You can become an editor by:
- Making your interest known to senior editors by contacting them directly
- Positioning yourself as a subject matter expert – especially if it’s a niche field
- Participating in active discussions of open papers
A day in the life of an editor: what to expect
Most editors are required to handle about six papers a year and do not really have an issue managing this workload. Editors have the option to pick papers that they believe are best suited for them to review. If you don’t actively choose enough papers though, some will be assigned to you.
A major responsibility as an editor is to find the right kind of reviewers – this step can be quite time consuming as it requires you to dive into the paper and the subject matter in detail.
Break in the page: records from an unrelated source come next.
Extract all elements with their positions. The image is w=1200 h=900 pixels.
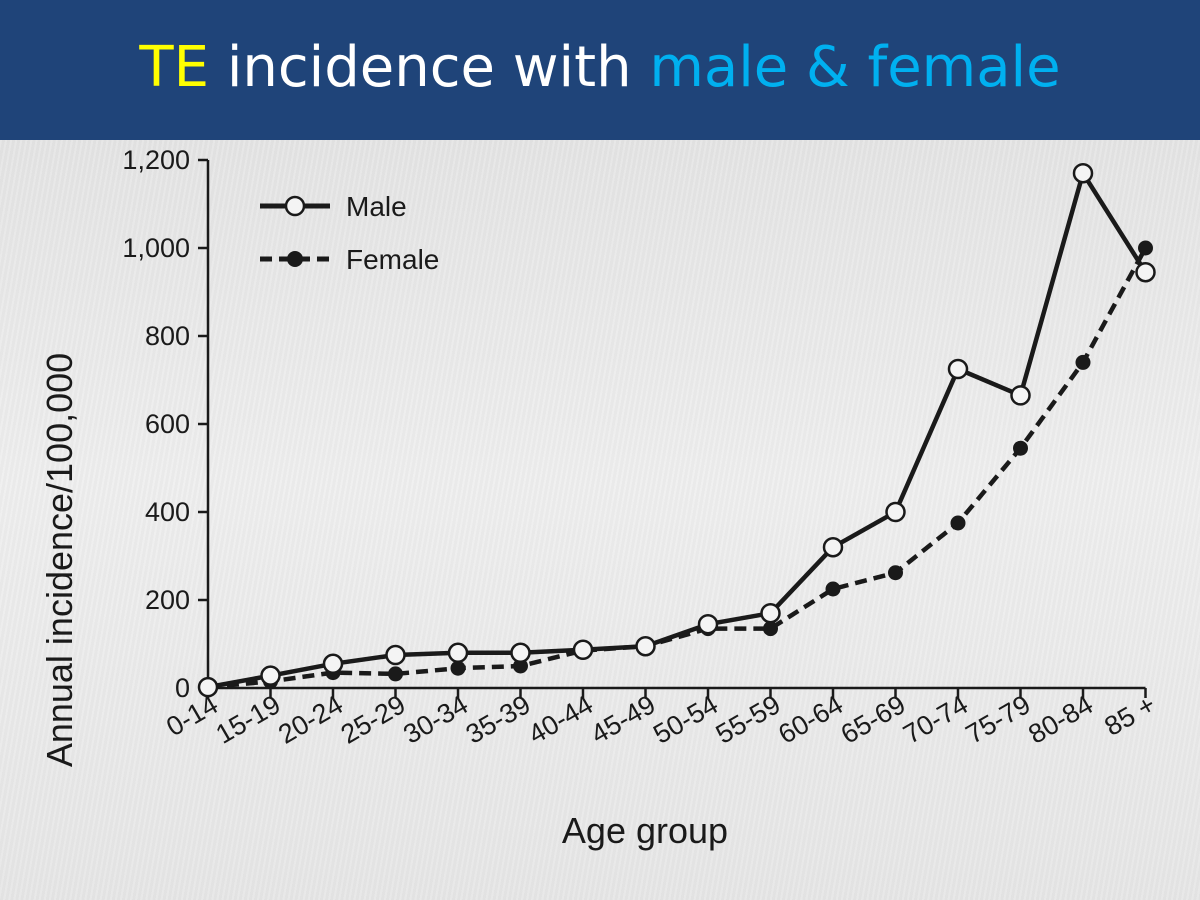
x-tick-label: 40-44 <box>523 689 598 750</box>
y-tick-label: 1,200 <box>122 145 190 175</box>
data-point-male <box>322 653 344 675</box>
data-point-male <box>885 501 906 523</box>
y-tick-label: 400 <box>145 497 190 527</box>
data-point-male <box>510 642 531 664</box>
series-line-female <box>207 246 1148 690</box>
data-point-male <box>760 602 781 624</box>
x-tick-label: 50-54 <box>648 689 723 750</box>
x-tick-label: 30-34 <box>398 689 473 750</box>
y-tick-label: 600 <box>145 409 190 439</box>
data-point-male <box>947 358 969 380</box>
x-tick-label: 55-59 <box>711 689 786 750</box>
line-chart: 0 200 400 600 800 1,000 1,200 0-1415-1920-2425-… <box>39 145 1161 851</box>
title-part-incidence: incidence with <box>209 34 650 100</box>
chart-axes: 0 200 400 600 800 1,000 1,200 0-1415-1920-2425-… <box>122 145 1160 750</box>
x-tick-label: 0-14 <box>161 689 223 742</box>
data-point-male <box>447 642 469 664</box>
legend-female-label: Female <box>346 244 439 275</box>
data-point-male <box>197 676 219 698</box>
x-tick-label: 80-84 <box>1023 689 1098 750</box>
y-tick-label: 1,000 <box>122 233 190 263</box>
x-tick-label: 70-74 <box>898 689 973 750</box>
x-tick-label: 75-79 <box>961 689 1036 750</box>
data-point-male <box>635 635 656 657</box>
data-point-female <box>888 565 903 581</box>
x-tick-label: 65-69 <box>836 689 911 750</box>
legend-male-label: Male <box>346 191 407 222</box>
slide-title: TE incidence with male & female <box>139 35 1060 100</box>
data-point-male <box>572 639 594 660</box>
x-tick-label: 85 + <box>1099 689 1160 742</box>
data-point-male <box>1135 261 1156 283</box>
data-point-female <box>763 621 778 637</box>
data-point-female <box>1075 354 1091 370</box>
series-line-male <box>207 170 1148 690</box>
y-tick-label: 0 <box>175 673 190 703</box>
chart-legend: Male Female <box>260 191 439 275</box>
title-part-gender: male & female <box>649 34 1061 100</box>
data-point-male <box>1072 162 1094 184</box>
y-axis-title: Annual incidence/100,000 <box>39 353 80 767</box>
data-point-female <box>825 581 841 597</box>
x-tick-label: 60-64 <box>773 689 848 750</box>
x-tick-label: 20-24 <box>273 689 348 750</box>
x-tick-label: 45-49 <box>586 689 661 750</box>
data-point-female <box>1013 440 1028 456</box>
data-point-male <box>1010 385 1031 406</box>
x-axis-title: Age group <box>562 810 728 851</box>
x-tick-label: 15-19 <box>211 689 286 750</box>
chart-series <box>197 162 1156 698</box>
legend-female-marker <box>287 251 303 267</box>
data-point-female <box>950 515 966 531</box>
data-point-female <box>388 666 403 682</box>
data-point-male <box>822 536 844 558</box>
x-tick-label: 25-29 <box>336 689 411 750</box>
y-tick-label: 200 <box>145 585 190 615</box>
x-tick-label: 35-39 <box>461 689 536 750</box>
chart-photo-background <box>0 140 1200 900</box>
title-bar: TE incidence with male & female <box>0 0 1200 140</box>
data-point-male <box>697 613 719 635</box>
data-point-male <box>385 644 406 666</box>
data-point-male <box>260 665 281 686</box>
legend-male-marker <box>284 195 306 217</box>
title-part-te: TE <box>139 34 210 100</box>
data-point-female <box>450 660 466 676</box>
data-point-female <box>1138 240 1153 256</box>
y-tick-label: 800 <box>145 321 190 351</box>
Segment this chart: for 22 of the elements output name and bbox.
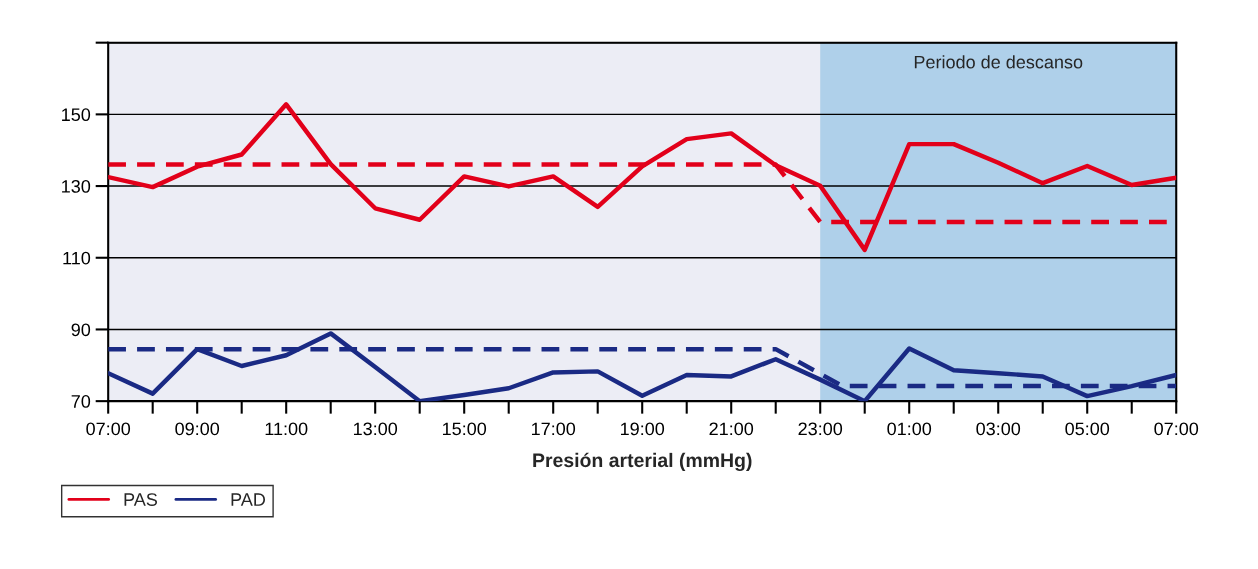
x-tick-label: 07:00 — [1154, 422, 1199, 436]
x-tick-label: 13:00 — [353, 422, 398, 436]
y-tick-label: 90 — [71, 323, 91, 337]
x-tick-label: 15:00 — [442, 422, 487, 436]
x-tick-label: 07:00 — [86, 422, 131, 436]
x-tick-label: 11:00 — [265, 422, 308, 436]
y-tick-label: 110 — [63, 251, 91, 265]
x-tick-label: 17:00 — [531, 422, 576, 436]
legend-label: PAD — [231, 493, 266, 506]
x-tick-label: 23:00 — [798, 422, 843, 436]
band-label: Periodo de descanso — [914, 55, 1083, 69]
y-tick-label: 150 — [62, 108, 91, 122]
y-tick-label: 70 — [71, 395, 91, 408]
x-tick-label: 21:00 — [709, 422, 754, 436]
y-tick-label: 130 — [62, 180, 91, 193]
x-tick-label: 01:00 — [887, 422, 932, 436]
x-tick-label: 09:00 — [175, 422, 220, 436]
x-tick-label: 19:00 — [621, 422, 665, 436]
legend-label: PAS — [124, 493, 158, 506]
x-axis-title: Presión arterial (mmHg) — [533, 452, 752, 472]
x-tick-label: 03:00 — [976, 422, 1021, 436]
x-tick-label: 05:00 — [1065, 422, 1110, 436]
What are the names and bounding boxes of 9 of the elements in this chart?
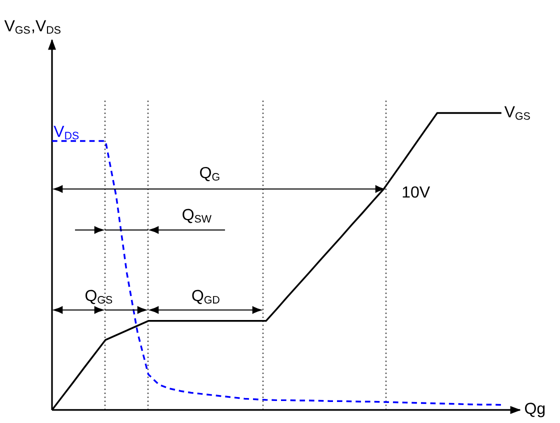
y-axis-title: V$_{GS}$,V$_{DS}$	[4, 20, 60, 34]
series-label: V$_{GS}$	[504, 106, 530, 120]
annotation: Q$_{SW}$	[182, 208, 212, 224]
x-axis-title: Qg	[525, 402, 545, 418]
annotation: Q$_{GS}$	[86, 290, 112, 304]
annotation: Q$_{GD}$	[192, 290, 220, 304]
series-label: V$_{DS}$	[54, 126, 79, 140]
annotation: 10V	[402, 186, 430, 198]
annotation: Q$_{G}$	[200, 166, 220, 182]
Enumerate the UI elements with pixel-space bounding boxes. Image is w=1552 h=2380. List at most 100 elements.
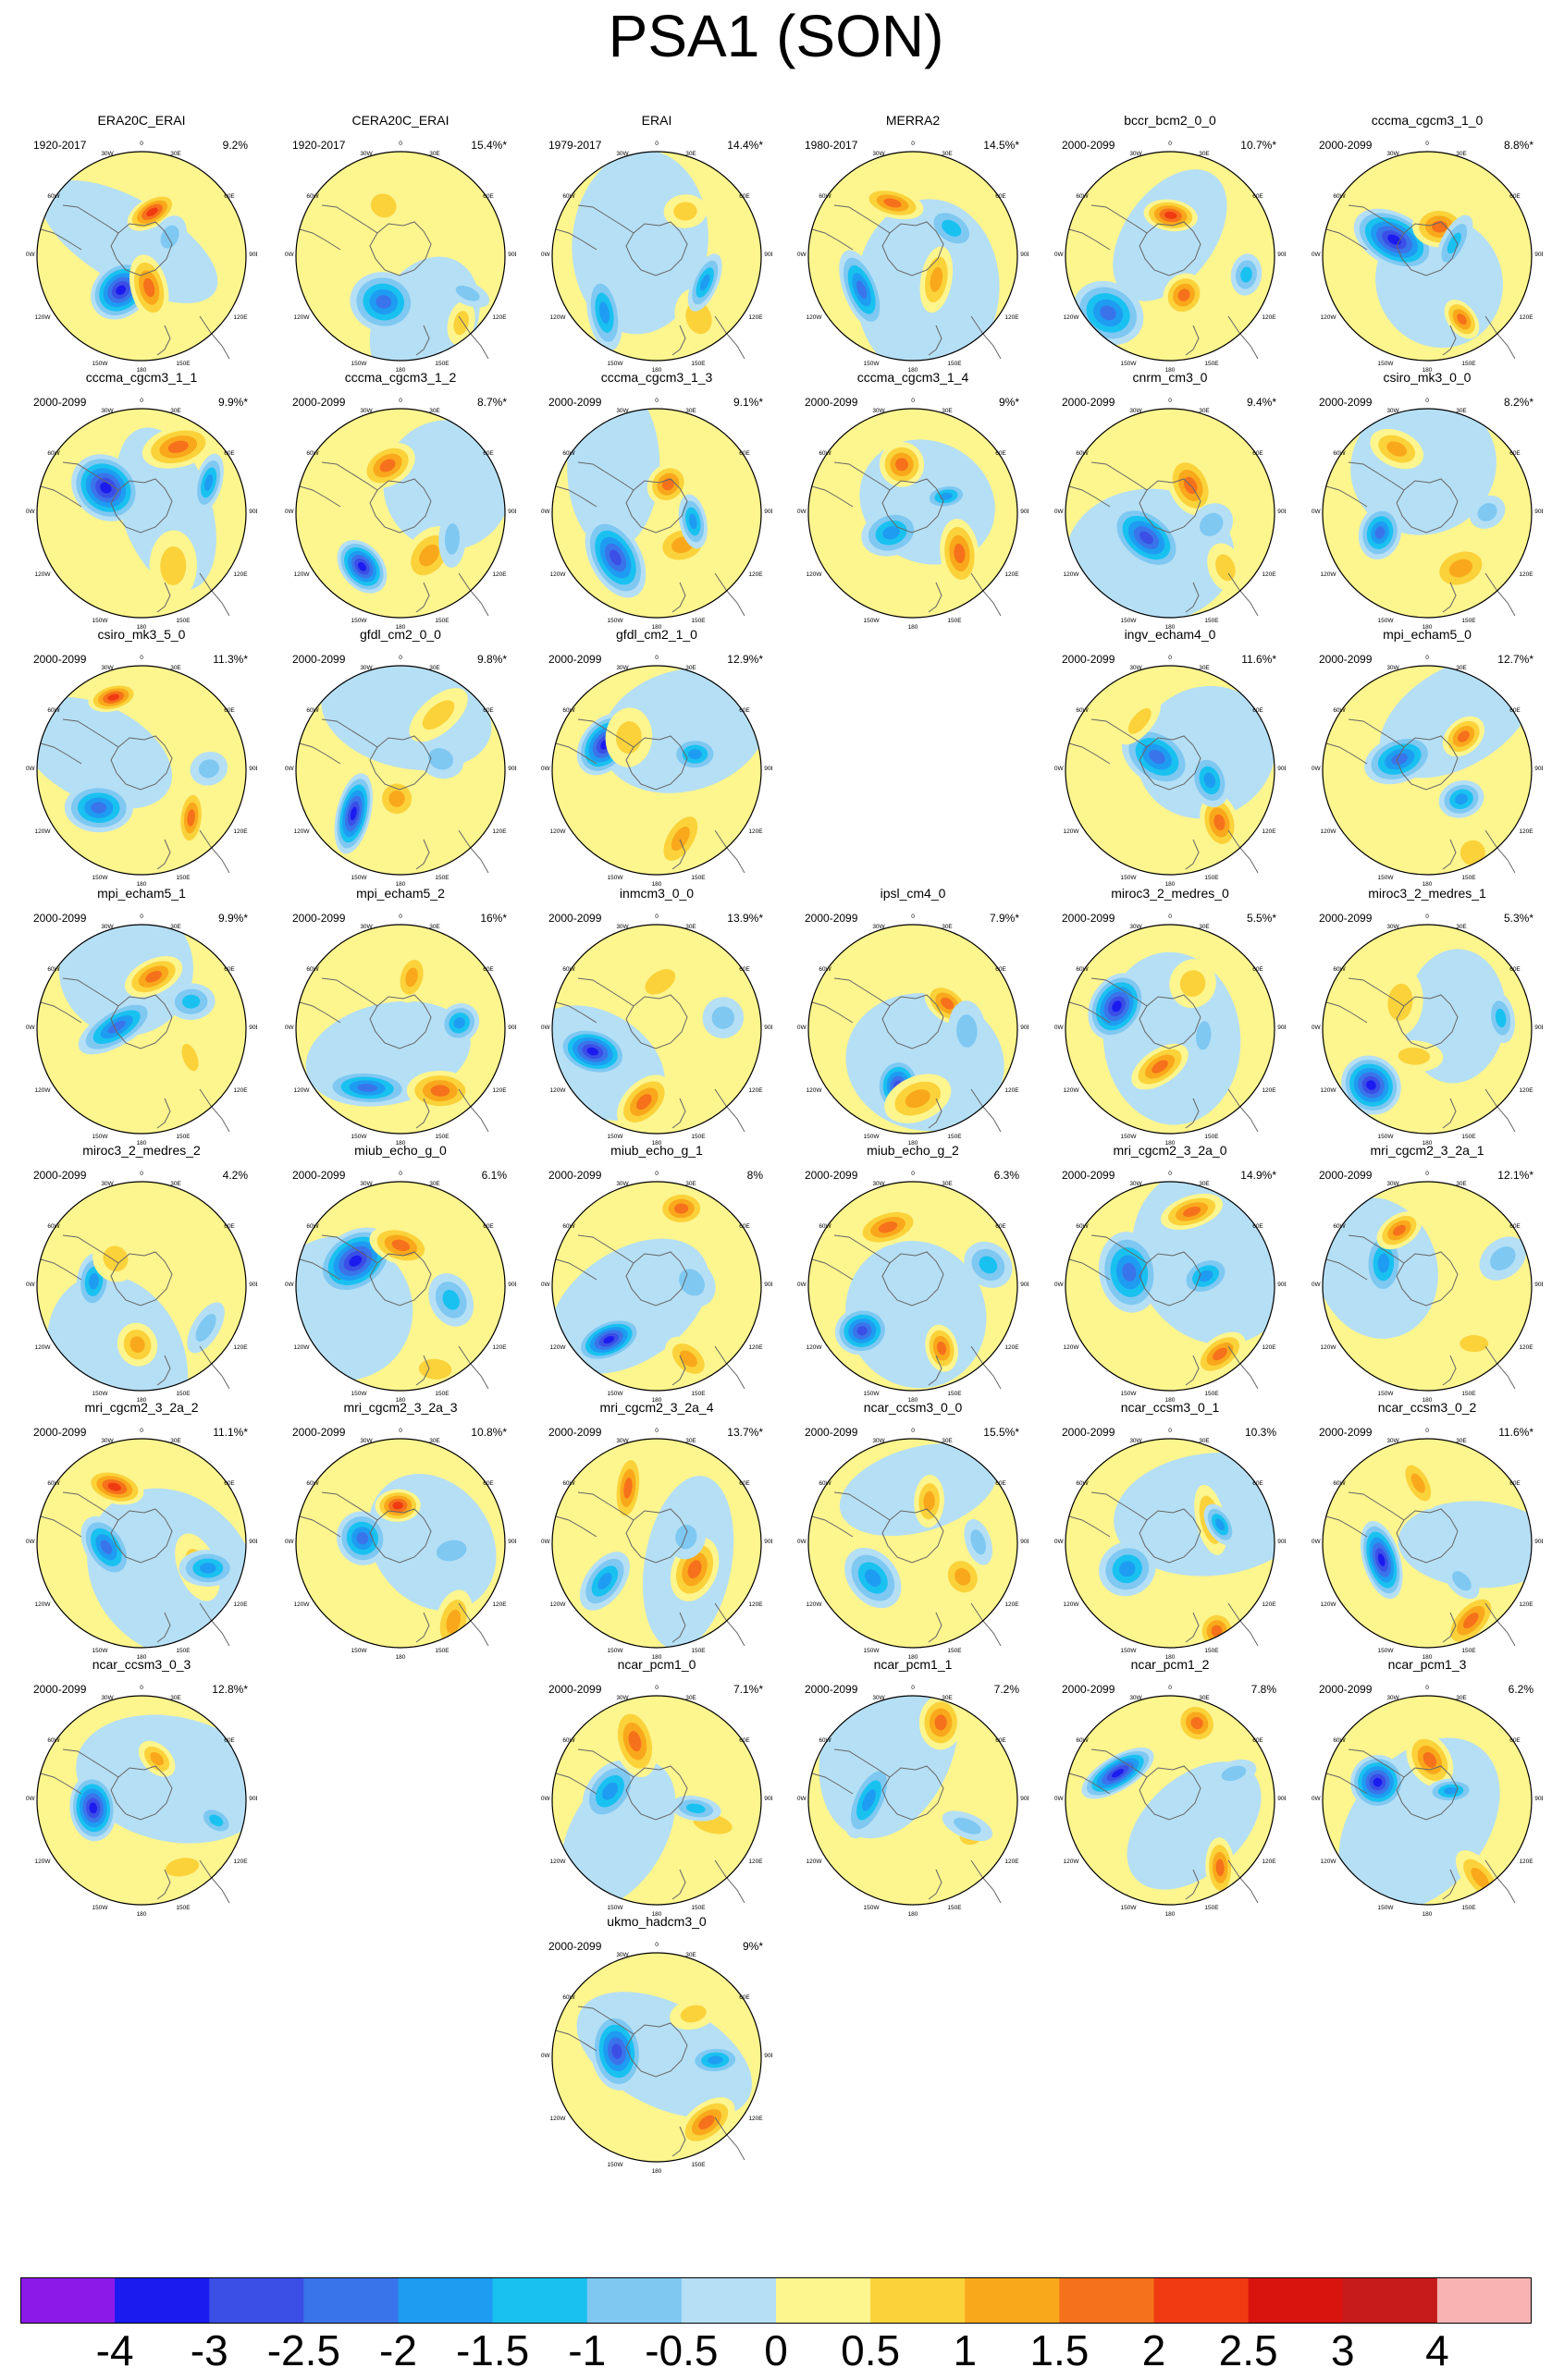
longitude-label: 150E	[1461, 1905, 1476, 1911]
map-panel: cccma_cgcm3_1_3 2000-2099 9.1%* 0 30W 30E 60W 6…	[541, 370, 772, 629]
coastline	[299, 461, 489, 617]
coastline	[1068, 718, 1259, 874]
panel-variance-percent: 8%	[746, 1169, 763, 1182]
longitude-label: 90W	[541, 766, 551, 772]
longitude-label: 90W	[285, 1024, 295, 1031]
longitude-label: 30E	[170, 1438, 181, 1444]
longitude-label: 150E	[435, 1391, 450, 1397]
colorbar-tick-label: 4	[1425, 2326, 1449, 2374]
longitude-label: 90E	[249, 1539, 257, 1545]
longitude-label: 60W	[1333, 193, 1346, 200]
longitude-label: 90E	[1020, 1282, 1029, 1288]
colorbar-swatch	[586, 2277, 683, 2324]
longitude-label: 180	[1165, 367, 1176, 372]
longitude-label: 120E	[233, 1859, 248, 1865]
longitude-label: 30W	[360, 151, 373, 157]
polar-stereographic-map: 0 30W 30E 60W 60E 90W 90E 120W 120E 150W 150E 180	[285, 1171, 516, 1402]
polar-stereographic-map: 0 30W 30E 60W 60E 90W 90E 120W 120E 150W 150E 180	[1054, 1428, 1286, 1659]
longitude-label: 0	[1425, 1428, 1429, 1434]
longitude-label: 120W	[1321, 828, 1337, 835]
longitude-label: 120W	[550, 828, 567, 835]
coastline	[1325, 718, 1516, 874]
polar-stereographic-map: 0 30W 30E 60W 60E 90W 90E 120W 120E 150W 150E 180	[1312, 398, 1543, 629]
longitude-label: 120W	[294, 571, 311, 578]
longitude-label: 120E	[1519, 1601, 1534, 1608]
contour-field	[37, 409, 246, 618]
colorbar-swatch	[870, 2277, 966, 2324]
longitude-label: 60W	[1076, 966, 1089, 973]
panel-variance-percent: 14.5%*	[983, 139, 1019, 152]
longitude-label: 150E	[176, 1905, 191, 1911]
panel-period: 2000-2099	[548, 1683, 602, 1696]
panel-period: 2000-2099	[1062, 1683, 1115, 1696]
longitude-label: 150E	[176, 875, 191, 881]
longitude-label: 0	[1425, 655, 1429, 661]
longitude-label: 120W	[550, 1344, 567, 1351]
panel-period: 2000-2099	[805, 1683, 858, 1696]
longitude-label: 120E	[1519, 571, 1534, 578]
map-panel: miub_echo_g_1 2000-2099 8% 0 30W 30E 60W 60E 90W…	[541, 1143, 772, 1402]
longitude-label: 120W	[294, 1087, 311, 1094]
longitude-label: 0	[140, 1428, 143, 1434]
map-panel: ipsl_cm4_0 2000-2099 7.9%* 0 30W 30E 60W 60E 90W…	[797, 886, 1029, 1145]
colorbar-tick-label: 1.5	[1029, 2326, 1090, 2374]
longitude-label: 90W	[285, 1539, 295, 1545]
panel-title: cccma_cgcm3_1_4	[856, 370, 969, 385]
longitude-label: 60W	[1333, 1737, 1346, 1744]
panel-variance-percent: 12.9%*	[727, 653, 763, 666]
longitude-label: 120W	[1064, 314, 1080, 321]
panel-title: mri_cgcm2_3_2a_2	[84, 1400, 199, 1415]
longitude-label: 180	[1165, 1397, 1176, 1402]
panel-variance-percent: 14.4%*	[727, 139, 763, 152]
longitude-label: 90W	[26, 1796, 36, 1802]
panel-variance-percent: 9%*	[998, 396, 1019, 409]
longitude-label: 150W	[92, 1391, 109, 1397]
longitude-label: 180	[1423, 1140, 1433, 1145]
longitude-label: 120W	[807, 1859, 823, 1865]
longitude-label: 90E	[1277, 1282, 1286, 1288]
panel-variance-percent: 15.5%*	[983, 1426, 1019, 1439]
coastline	[1068, 1748, 1259, 1904]
polar-stereographic-map: 0 30W 30E 60W 60E 90W 90E 120W 120E 150W 150E 180	[1312, 141, 1543, 372]
longitude-label: 150E	[947, 1134, 962, 1140]
longitude-label: 30E	[170, 408, 181, 414]
longitude-label: 120W	[1064, 1601, 1080, 1608]
longitude-label: 150E	[691, 2162, 706, 2168]
longitude-label: 90W	[1312, 1539, 1322, 1545]
longitude-label: 60E	[995, 1223, 1006, 1230]
panel-period: 2000-2099	[33, 1426, 87, 1439]
longitude-label: 30E	[685, 1952, 696, 1958]
panel-variance-percent: 11.6%*	[1498, 1426, 1534, 1439]
longitude-label: 150E	[691, 1134, 706, 1140]
longitude-label: 90W	[541, 2053, 551, 2059]
longitude-label: 180	[137, 1911, 147, 1916]
longitude-label: 30E	[170, 665, 181, 671]
colorbar-swatch	[1342, 2277, 1438, 2324]
longitude-label: 150W	[1121, 1134, 1138, 1140]
longitude-label: 120W	[35, 1601, 52, 1608]
longitude-label: 30E	[1199, 1438, 1210, 1444]
polar-stereographic-map: 0 30W 30E 60W 60E 90W 90E 120W 120E 150W 150E 180	[1054, 141, 1286, 372]
longitude-label: 60W	[1076, 450, 1089, 457]
longitude-label: 60E	[739, 1737, 750, 1744]
longitude-label: 30E	[429, 924, 440, 930]
longitude-label: 180	[396, 367, 406, 372]
coastline	[1325, 1748, 1516, 1904]
longitude-label: 150W	[92, 361, 109, 367]
longitude-label: 30E	[1456, 665, 1467, 671]
colorbar-tick-label: -4	[95, 2326, 134, 2374]
longitude-label: 120W	[35, 828, 52, 835]
coastline	[555, 204, 745, 360]
longitude-label: 150W	[1121, 618, 1138, 624]
longitude-label: 0	[1168, 1428, 1172, 1434]
longitude-label: 120W	[1064, 1344, 1080, 1351]
panel-variance-percent: 8.2%*	[1503, 396, 1534, 409]
longitude-label: 90W	[1312, 1024, 1322, 1031]
longitude-label: 60E	[1509, 450, 1521, 457]
longitude-label: 30W	[872, 408, 885, 414]
longitude-label: 30W	[1386, 665, 1399, 671]
longitude-label: 60W	[819, 966, 831, 973]
colorbar-tick-label: 0.5	[841, 2326, 901, 2374]
panel-variance-percent: 12.8%*	[212, 1683, 248, 1696]
longitude-label: 120W	[1064, 1859, 1080, 1865]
The next task is to ensure regular communication with the reviewers throughout the publication process. Regular communication means keeping the reviewers in the loop during and after their feedback has been addressed, as this shows appreciation for their time and effort. This blog explains the full process of interactive peer review in EGU’s open access journals.
When a paper is finally accepted, the editor can decide whether to highlight it – a step that positions the paper as interesting to broader audiences.
Challenges that come with being an editor
Every job comes with its fair share of challenges, and an editor’s job is no exception. Here are some of the common issues that may arise which editors must address in a timely manner:
- Papers that are beyond or just on the margin of the journal’s area of focus
- Papers that contain plagiarized text or duplicated images
- Unhelpful or poorly detailed reviewer feedback that does not help in decision making
- Differing opinions between reviewers on a single paper. It then becomes the editor’s job to moderate these differences and arrive at common ground that is best for the paper
- Reviewers who let their opinions dominate the rest. In such cases, editors must be sure to give equal say to all reviewers involved in the process
- Unprofessional conduct, either on the part of the author(s) or reviewers involved
- Authors who make insufficient revisions and/or do not adequately address the feedback provided. Editors must then take a firm line with authors in an open and transparent manner
- Disputes on technical details – especially if they are on the edge of the editor’s own expertise – in such cases, the editor should consider involving more reviewers in the process
In closing, the senior editors reiterate that an editor’s role can be exciting but may not be suited for just about everyone: it takes a certain skill set to work with people of different backgrounds and working styles to see a paper through review to publication.
For researchers who are already in the first few months or years of editor roles, the senior editors have two pieces of advice to share:
(1) If you have a difficult or underwhelming paper which you believe will not make it past the discussions stage, it is best not to go into more than one round of review with the authors. This helps respect the authors and reviewers time and does not lead to heightened disappointment at the end.
(2) Do not pick too many papers if you have a hectic schedule. It is better to be available for a few papers that you can do justice to, rather than push yourself through rushed reviews.